私も驚きました。おこうさんは病弱ですからねえ、立ち上がる時点でよろよろしていますからねえ。
苦しそうな顔で踊るこう、偉いですね。夫の言いつけをちゃんと守ってえらい。
昌幸はついに「懐に刀を隠し持っているな、わしを殺しに来たのだな」と正武に切りだします。
襖の裏では出浦昌相が棒手裏剣を構えています。
昌幸は既に徳川の刺客は始末済みだから亡骸は徳川に届けよう、と相手を追い詰めます。
もうお前は負けた、わしの家来になれば許すと持ちかける昌幸。
おそらく本気でしょう。

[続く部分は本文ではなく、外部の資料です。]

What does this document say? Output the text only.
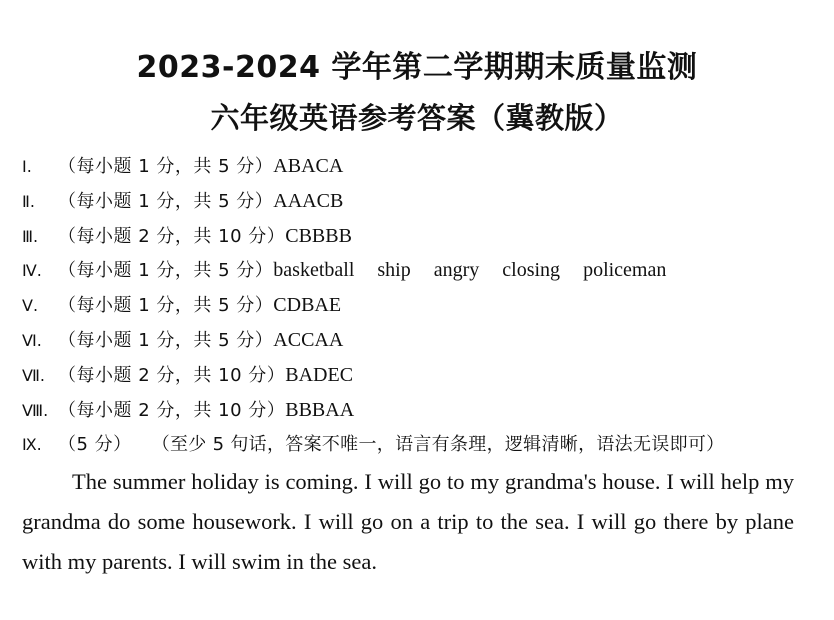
2023-2024 学年第二学期期末质量监测
六年级英语参考答案（冀教版）
Ⅰ.	（每小题 1 分，共 5 分） ABACA
Ⅱ.	（每小题 1 分，共 5 分） AAACB
Ⅲ.	（每小题 2 分，共 10 分） CBBBB
Ⅳ. （每小题 1 分，共 5 分） basketball ship angry closing policeman
Ⅴ.	（每小题 1 分，共 5 分） CDBAE
Ⅵ. （每小题 1 分，共 5 分） ACCAA
Ⅶ. （每小题 2 分，共 10 分） BADEC
Ⅷ. （每小题 2 分，共 10 分） BBBAA
Ⅸ. （5 分） （至少 5 句话，答案不唯一，语言有条理，逻辑清晰，语法无误即可）
The summer holiday is coming. I will go to my grandma's house. I will help my grandma do some housework. I will go on a trip to the sea. I will go there by plane with my parents. I will swim in the sea.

この騙してばかりの男が、ここでは本気で幼なじみにそう持ちかけたのです。
正武は今までの人生を振り返り、ライバルであった昌幸がいつも自分に先んじていたと語ります。
だが人として、武士として、昌幸に劣ったと思ったことは一度もない、と言い切る正武。
「わしの勝ちじゃ」と碁石と小刀を置き帰ると言う正武。
去り際、正武は昌幸の元へ近づき「おぬしの家来にはならぬ」と隠し持った棒手裏剣を抜きます。
しかしそれより早く、出浦昌相の手裏剣が正武を襲った!
昌武に斬られ、信幸、高梨内記にも攻撃を受け、ついに斃れる正武。
それでもなお、うめきながら這い進む正武に昌相がとどめを刺します。
この場面、大河では限界のえげつなさでした。
低く呻きながら、血まみれになりながら、廊下を這う室賀正武の姿はかなり心にくるものがあります。
この一部始終を目撃したきりは、信繁を広間から連れてきて見せます。
出浦昌相は室賀正武が暗殺しようとしたので返り討ちにしたと説明。
信繁はそれで祝言を挙げたのかと納得した様子。
きり以外は皆落ち着いているのですが、きりだけは「あなたたち、これでいいの!?」と泣きながら怒ります。
その後、信繁は、信幸に心情を吐露します。
室賀の骸を見ても動じなかった、父の策を見抜けなかったことだけが悔しかった、そんな自分が好きになれないと。
あのとき梅のために怒り、泣いたのは自分ではなくきりであった、と。
そんな風に人間性を失うことが恐ろしく悔しい、一体どこへ向かっているのか、と迷い泣く信繁。
悩め、それでも前に進んでいくしかない、と弟を励ます信繁なのでした。
MVP:きり
今週は賛否両論あるであろう、きりです。
きりは何かの装置だと以前書いたのですが、今週でますますその確信が強くなりました。
あの祝言の場で怒り泣くことで、鬱陶しいと思われつつも、視聴者の気持ちや信繁自身の迷いをうまく形にしているのです。
きりは梅を評して「男らしい」と言いました。
梅が、策や汚い部分を受け入れて納得させられる部分を、きりはそう評したのではないかと思います。
梅は春日信達謀殺の件で信繁を納得させられる答えを用意していましたが、その聡明さと今回の冷静さは同じものなのです。
梅と一緒にいれば、信繁はどんどん策に溺れていく人物になるでしょう。
しかしそうではなく、策とは違った理念で動く男となるためには、きりのようなパートナーが必要である、そういうことかもしれません。
特別功労賞は「こう」で。踊っているだけでこちらがハラハラしてしまう中、頑張って隠し芸大会をしていました。
総評
結婚式が陰謀の舞台になることは、古今東西よくあること。
しかし主人公側が仕掛けるとなると、やはり勇気のいることだと改めて思いましたね。
状況がはっきりしない室賀正武の最期と、信繁と堀田氏の婚礼をからめるとは、実にうまい脚本でした。
祝言の華やかさ、賑やかさの中にある強烈な謀殺劇。
明暗がはっきりした異色の回でした。
主人公の成長としても大きな意味があり、梅の一言でふっきれたはずの信繁が、策に溺れていて本当によいのかと自問自答するきっかけになった重要な回です。
そうだ、やっぱりこの作品の主人公は信繁なのだと改めて思えました。
そして何といっても、室賀正武という悲運の人物に愛着を持たせてくれた三谷氏はじめとするスタッフに感謝です。
史料にない人物をぞんざいに、小物として強調するのではなく、ちゃんと血の通った人物に仕立てたのは素晴らしいことです。
正武の「昌幸に劣っていると思ったことなどない」という台詞もぐっと来ました。
武田勝頼、春日信達はじめ、すぐ去る人物にも深い愛情を注ぐ本作の魅力がいかんなく発揮されていました。